Ralph Fiennes & Pete Postlethwaith

Le metteur en scène s’entoure de solides comédiens, dont le trop rare Hubert Koundé, en médecin utopiste, Bill Nighy composant un salaud délectable, Gerard McSorley – La révélation du film   » Omagh », en officiel anglais cynique, le buriné Pete Postlethwaith en quête de rédemption ou Danny Huston, en amoureux transi de Tessa pour ne citer que les plus connus.  Tout est ici soigné, et semble rendre justice avec justesse à l’univers de John Le Carré. Une humanité noire est montrée, trouvant le moyen de capitaliser des laissés pour compte, on assiste à une démonstration brillante des différences de mentalités, de privilégiés qui culpabilisent voulant aider des pauvres mourants des conséquences du sida et de la misère.
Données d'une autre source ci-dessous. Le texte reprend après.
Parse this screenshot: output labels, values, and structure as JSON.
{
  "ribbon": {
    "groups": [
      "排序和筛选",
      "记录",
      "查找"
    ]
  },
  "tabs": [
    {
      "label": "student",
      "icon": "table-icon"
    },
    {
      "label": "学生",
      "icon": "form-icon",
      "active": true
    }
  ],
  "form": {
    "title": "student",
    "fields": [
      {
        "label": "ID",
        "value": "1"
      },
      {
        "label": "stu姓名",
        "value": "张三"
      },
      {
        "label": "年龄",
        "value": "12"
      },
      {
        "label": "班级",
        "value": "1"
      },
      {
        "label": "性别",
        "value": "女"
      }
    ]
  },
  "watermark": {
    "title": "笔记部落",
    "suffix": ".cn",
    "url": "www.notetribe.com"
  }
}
Mais les repères manquent pour eux pour aider des gens dans une société régie par la compromission ou une autre éthique, à l’image de cette pauvre enfant abandonnée à son triste sort pour un problème de règlement. Poignant sans être misérabiliste, ce film nous renvoie à notre confort et nos contradictions, et étudie un couple antinomique dont chacun conserve ses secrets pour épargner l’autre, c’est de plus une belle histoire d’amour, violente et universelle, face à une adversité constante. Le cinéma américain particulièrement acerbe en ce moment, montre toujours sa capacité de concilier divertissement et une approche de notre monde contemporain comme ici avec ce thriller haletant.